Alliierte Militärmissionen in Deutschland
Nahezu unbemerkt von der Öffentlichkeit in beiden deutschen Staaten und außerhalb der Zuständigkeit der Regierungen in Bonn und Ostberlin betrieben Offiziere der vier Siegermächte auf deutschem Territorium bis zur Wiedervereinigung Militärspionage. Sie waren Angehörige der in Potsdam stationierten Militärmissionen der Amerikaner, Briten und Franzosen sowie der in Baden-Baden, Frankfurt und im westfälischem Bünde residierenden sowjetischen Militärmissionen.
Die Errichtung der Missionen geht auf die Londoner Vereinbarungen der Alliierten aus dem Jahre 1944 zurück. Sie wurden in den Jahren 1946/47 auf der Grundlage bilateraler Abkommen nach dem Abschluss von separat geführten Verhandlungen zwischen den westlichen Alliierten und der Sowjetunion bei den Oberbefehlshabern der vier Besatzungszonen eingerichtet. Bei ihnen sollten die Missionen, denen Vertreter des Heeres, der Marine und der Luftwaffe mit diplomatischem Status angehörten, Verbindungsaufgaben wahrnehmen.

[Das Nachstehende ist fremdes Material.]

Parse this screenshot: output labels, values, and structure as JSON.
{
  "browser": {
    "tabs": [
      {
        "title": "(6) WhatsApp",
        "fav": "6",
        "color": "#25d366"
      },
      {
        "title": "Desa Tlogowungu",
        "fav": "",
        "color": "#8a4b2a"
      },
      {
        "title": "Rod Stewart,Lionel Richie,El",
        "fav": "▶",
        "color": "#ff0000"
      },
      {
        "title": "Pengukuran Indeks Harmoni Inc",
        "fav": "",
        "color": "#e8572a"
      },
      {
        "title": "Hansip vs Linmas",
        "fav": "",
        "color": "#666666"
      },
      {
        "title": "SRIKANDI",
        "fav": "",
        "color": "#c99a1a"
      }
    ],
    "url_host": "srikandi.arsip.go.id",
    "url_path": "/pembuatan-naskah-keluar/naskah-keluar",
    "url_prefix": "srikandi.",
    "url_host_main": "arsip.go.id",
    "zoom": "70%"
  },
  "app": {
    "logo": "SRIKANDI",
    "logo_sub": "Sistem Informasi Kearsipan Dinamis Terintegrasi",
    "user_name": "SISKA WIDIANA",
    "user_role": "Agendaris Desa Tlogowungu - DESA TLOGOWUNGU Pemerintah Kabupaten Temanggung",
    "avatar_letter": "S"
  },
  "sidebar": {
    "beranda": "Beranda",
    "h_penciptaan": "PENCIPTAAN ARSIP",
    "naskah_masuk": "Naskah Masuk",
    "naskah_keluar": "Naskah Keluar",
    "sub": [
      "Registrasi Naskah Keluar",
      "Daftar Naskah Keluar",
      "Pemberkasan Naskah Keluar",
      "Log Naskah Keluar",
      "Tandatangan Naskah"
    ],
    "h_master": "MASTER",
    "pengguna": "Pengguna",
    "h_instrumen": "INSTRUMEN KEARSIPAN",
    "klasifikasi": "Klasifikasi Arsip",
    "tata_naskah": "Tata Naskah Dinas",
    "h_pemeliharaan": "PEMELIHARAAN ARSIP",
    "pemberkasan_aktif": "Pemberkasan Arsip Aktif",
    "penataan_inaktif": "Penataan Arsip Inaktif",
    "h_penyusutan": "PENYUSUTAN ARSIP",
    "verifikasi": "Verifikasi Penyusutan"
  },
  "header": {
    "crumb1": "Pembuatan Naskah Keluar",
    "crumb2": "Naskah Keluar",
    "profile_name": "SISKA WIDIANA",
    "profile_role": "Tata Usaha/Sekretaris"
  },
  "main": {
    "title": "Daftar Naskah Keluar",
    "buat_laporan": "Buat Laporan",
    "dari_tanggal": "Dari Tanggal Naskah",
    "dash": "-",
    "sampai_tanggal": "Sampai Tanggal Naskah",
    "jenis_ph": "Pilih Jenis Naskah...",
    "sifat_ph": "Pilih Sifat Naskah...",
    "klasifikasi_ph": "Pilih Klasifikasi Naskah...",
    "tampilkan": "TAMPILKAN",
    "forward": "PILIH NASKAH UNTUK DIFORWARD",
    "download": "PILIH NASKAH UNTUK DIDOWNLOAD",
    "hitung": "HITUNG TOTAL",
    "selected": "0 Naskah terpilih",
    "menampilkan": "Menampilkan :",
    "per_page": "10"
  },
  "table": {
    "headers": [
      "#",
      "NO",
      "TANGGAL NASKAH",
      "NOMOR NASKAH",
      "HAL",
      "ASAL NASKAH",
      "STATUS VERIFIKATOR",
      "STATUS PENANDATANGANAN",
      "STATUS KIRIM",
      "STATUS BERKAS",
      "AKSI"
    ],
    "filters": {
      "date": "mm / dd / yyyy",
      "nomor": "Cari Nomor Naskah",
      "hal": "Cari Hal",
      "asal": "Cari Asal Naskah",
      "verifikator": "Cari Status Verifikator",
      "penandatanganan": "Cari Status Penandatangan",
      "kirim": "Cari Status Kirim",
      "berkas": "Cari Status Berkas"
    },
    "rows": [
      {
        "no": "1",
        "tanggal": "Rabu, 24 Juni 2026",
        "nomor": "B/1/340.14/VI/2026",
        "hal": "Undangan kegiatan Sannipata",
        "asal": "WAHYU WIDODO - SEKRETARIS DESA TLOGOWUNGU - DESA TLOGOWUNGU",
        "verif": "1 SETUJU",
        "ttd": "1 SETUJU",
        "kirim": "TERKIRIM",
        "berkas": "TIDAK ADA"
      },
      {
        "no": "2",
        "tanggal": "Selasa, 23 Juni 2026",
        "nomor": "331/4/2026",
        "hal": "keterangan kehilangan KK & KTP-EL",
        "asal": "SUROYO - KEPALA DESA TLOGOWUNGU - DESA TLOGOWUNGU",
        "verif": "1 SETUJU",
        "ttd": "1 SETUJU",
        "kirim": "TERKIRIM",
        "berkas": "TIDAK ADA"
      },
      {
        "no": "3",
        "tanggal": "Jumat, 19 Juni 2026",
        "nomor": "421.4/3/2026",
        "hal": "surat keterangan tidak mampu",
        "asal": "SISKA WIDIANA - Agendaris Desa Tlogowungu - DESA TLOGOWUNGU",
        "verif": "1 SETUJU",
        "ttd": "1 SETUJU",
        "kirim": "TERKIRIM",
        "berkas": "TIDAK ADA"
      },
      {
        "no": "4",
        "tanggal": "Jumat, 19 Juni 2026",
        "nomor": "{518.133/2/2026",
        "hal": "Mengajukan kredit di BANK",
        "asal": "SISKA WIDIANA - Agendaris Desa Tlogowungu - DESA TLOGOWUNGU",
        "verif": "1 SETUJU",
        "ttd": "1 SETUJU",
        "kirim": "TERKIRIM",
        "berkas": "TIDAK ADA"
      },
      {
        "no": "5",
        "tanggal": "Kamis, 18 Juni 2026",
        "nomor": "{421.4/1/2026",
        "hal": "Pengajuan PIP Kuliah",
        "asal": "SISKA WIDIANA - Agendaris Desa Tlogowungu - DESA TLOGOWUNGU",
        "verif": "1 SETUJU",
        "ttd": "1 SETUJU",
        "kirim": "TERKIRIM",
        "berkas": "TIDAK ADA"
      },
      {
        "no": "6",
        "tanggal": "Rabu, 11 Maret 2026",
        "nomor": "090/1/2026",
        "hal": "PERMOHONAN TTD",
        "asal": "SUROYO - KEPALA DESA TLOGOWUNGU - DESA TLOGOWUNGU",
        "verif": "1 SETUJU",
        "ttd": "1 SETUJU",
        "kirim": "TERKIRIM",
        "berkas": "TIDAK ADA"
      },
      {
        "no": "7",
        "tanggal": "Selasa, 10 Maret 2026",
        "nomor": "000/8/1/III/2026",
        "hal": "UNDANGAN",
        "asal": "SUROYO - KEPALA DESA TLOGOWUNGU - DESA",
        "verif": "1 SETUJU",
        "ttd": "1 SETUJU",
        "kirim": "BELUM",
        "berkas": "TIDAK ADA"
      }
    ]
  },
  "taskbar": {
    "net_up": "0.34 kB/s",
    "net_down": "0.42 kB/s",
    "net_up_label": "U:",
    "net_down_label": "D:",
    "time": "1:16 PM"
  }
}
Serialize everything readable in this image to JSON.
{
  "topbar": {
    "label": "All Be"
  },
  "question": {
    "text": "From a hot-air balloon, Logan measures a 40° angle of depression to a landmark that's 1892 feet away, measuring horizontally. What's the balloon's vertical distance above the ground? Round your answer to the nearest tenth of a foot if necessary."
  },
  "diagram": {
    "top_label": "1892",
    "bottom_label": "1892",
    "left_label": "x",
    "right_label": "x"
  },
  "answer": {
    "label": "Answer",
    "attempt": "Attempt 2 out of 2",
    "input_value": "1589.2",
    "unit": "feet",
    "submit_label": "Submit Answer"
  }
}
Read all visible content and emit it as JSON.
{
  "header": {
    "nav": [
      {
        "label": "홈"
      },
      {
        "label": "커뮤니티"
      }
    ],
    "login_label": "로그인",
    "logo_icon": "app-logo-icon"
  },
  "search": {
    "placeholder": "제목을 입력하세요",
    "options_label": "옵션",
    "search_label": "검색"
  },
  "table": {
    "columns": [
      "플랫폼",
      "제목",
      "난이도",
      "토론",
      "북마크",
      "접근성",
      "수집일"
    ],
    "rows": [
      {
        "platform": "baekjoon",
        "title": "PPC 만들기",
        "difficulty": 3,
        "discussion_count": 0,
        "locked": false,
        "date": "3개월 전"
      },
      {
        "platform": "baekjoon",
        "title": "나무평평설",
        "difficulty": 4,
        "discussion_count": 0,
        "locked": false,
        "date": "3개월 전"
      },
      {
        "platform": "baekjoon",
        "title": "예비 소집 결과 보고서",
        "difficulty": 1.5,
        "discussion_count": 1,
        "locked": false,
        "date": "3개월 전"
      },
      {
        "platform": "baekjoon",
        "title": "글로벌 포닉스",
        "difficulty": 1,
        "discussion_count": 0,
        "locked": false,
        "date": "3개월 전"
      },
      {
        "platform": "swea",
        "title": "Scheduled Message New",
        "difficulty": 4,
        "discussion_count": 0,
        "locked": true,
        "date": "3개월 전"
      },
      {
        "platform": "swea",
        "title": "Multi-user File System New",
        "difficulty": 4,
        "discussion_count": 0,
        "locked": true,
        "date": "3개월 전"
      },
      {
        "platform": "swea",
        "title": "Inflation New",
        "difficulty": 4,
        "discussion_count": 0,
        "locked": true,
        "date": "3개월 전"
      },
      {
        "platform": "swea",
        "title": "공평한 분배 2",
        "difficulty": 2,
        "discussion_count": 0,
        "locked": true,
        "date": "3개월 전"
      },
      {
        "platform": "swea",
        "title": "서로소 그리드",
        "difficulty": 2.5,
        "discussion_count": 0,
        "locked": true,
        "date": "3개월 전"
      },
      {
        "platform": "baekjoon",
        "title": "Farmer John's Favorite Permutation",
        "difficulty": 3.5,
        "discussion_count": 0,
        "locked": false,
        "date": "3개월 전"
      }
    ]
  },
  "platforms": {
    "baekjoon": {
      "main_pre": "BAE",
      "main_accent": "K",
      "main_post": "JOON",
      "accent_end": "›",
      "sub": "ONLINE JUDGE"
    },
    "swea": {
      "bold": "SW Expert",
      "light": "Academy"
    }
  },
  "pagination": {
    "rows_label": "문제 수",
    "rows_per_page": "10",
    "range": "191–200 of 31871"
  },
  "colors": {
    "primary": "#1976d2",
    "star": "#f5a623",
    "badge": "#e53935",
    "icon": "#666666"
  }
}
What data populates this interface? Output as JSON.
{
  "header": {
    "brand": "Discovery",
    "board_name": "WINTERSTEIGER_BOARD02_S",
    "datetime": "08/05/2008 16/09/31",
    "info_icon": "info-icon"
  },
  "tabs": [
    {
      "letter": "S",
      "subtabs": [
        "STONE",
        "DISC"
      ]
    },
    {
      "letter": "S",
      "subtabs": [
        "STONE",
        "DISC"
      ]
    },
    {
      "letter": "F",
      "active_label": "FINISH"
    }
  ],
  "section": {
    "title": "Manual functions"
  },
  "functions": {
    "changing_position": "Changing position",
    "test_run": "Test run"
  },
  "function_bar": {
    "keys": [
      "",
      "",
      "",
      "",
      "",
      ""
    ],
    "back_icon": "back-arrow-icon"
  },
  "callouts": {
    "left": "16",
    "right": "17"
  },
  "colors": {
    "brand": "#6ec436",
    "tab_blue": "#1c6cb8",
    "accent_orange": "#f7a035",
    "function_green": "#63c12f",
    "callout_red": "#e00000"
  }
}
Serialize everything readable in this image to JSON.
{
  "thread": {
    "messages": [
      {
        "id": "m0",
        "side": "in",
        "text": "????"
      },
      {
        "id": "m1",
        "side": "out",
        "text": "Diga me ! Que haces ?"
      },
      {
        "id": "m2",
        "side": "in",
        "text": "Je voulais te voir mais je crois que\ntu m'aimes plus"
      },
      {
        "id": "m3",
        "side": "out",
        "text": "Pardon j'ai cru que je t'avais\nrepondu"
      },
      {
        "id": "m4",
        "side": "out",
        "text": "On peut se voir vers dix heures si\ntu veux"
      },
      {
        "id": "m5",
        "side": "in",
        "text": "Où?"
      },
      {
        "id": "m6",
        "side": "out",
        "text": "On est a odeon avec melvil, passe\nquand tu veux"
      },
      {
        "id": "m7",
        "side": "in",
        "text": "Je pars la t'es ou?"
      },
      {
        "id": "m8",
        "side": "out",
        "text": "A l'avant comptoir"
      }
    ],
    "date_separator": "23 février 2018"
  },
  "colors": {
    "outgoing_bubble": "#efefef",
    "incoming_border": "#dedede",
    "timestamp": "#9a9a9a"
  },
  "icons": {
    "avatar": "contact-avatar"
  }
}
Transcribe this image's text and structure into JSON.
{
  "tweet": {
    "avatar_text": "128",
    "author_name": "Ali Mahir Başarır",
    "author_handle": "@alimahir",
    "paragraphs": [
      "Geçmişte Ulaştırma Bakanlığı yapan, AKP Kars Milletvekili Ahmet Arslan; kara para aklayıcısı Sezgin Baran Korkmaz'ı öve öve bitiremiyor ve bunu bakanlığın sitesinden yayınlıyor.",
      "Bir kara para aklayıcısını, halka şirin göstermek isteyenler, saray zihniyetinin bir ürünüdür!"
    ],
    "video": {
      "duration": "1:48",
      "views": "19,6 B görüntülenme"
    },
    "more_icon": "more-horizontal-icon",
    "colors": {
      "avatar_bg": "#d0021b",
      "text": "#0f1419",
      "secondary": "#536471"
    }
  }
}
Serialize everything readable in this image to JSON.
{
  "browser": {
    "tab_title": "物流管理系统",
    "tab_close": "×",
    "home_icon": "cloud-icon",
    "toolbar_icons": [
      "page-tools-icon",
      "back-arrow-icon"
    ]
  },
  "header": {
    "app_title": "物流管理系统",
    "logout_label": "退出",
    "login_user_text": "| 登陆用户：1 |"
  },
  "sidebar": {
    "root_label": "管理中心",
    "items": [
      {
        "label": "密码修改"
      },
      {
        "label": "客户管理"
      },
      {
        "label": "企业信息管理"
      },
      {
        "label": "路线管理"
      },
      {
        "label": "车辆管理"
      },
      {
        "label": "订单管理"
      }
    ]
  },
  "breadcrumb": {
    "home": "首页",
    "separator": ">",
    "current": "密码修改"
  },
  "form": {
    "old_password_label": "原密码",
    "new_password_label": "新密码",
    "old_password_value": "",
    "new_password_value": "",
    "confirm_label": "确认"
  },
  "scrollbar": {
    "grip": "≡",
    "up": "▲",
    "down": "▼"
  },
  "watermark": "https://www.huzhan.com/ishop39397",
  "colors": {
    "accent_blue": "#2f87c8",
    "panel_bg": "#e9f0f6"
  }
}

Tatsächlich betrieben jedoch die "Spione in Uniform" bei ihren Patrouillenfahrten - rund um die Uhr observiert von gegnerischen Geheimdiensten - in ihrem jeweils zugewiesenen Operationsgebiet keineswegs nur militärische Aufklärung. Denn seit dem Beginn des Kalten Krieges war es mit der Zusammenarbeit und der gemeinsam ausgeübten Kontrolle über Nachkriegsdeutschland vorbei. Dennoch wollten alle vier Mächte ungeachtet von schweren Zwischenfällen - einige sogar mit tödlichem Ausgang bei Inspektionsfahrten auf DDR-Gebiet - bis 1990 ihre Militärmissionen nicht aufgeben. Und das nicht nur, weil sie den potentiellen Kriegsgegner auf dessen Territorium im Auge behalten, sondern weil sie auch an den letzten Resten des noch geltenden Besatzungsrechts in Deutschland unbedingt festhalten wollten.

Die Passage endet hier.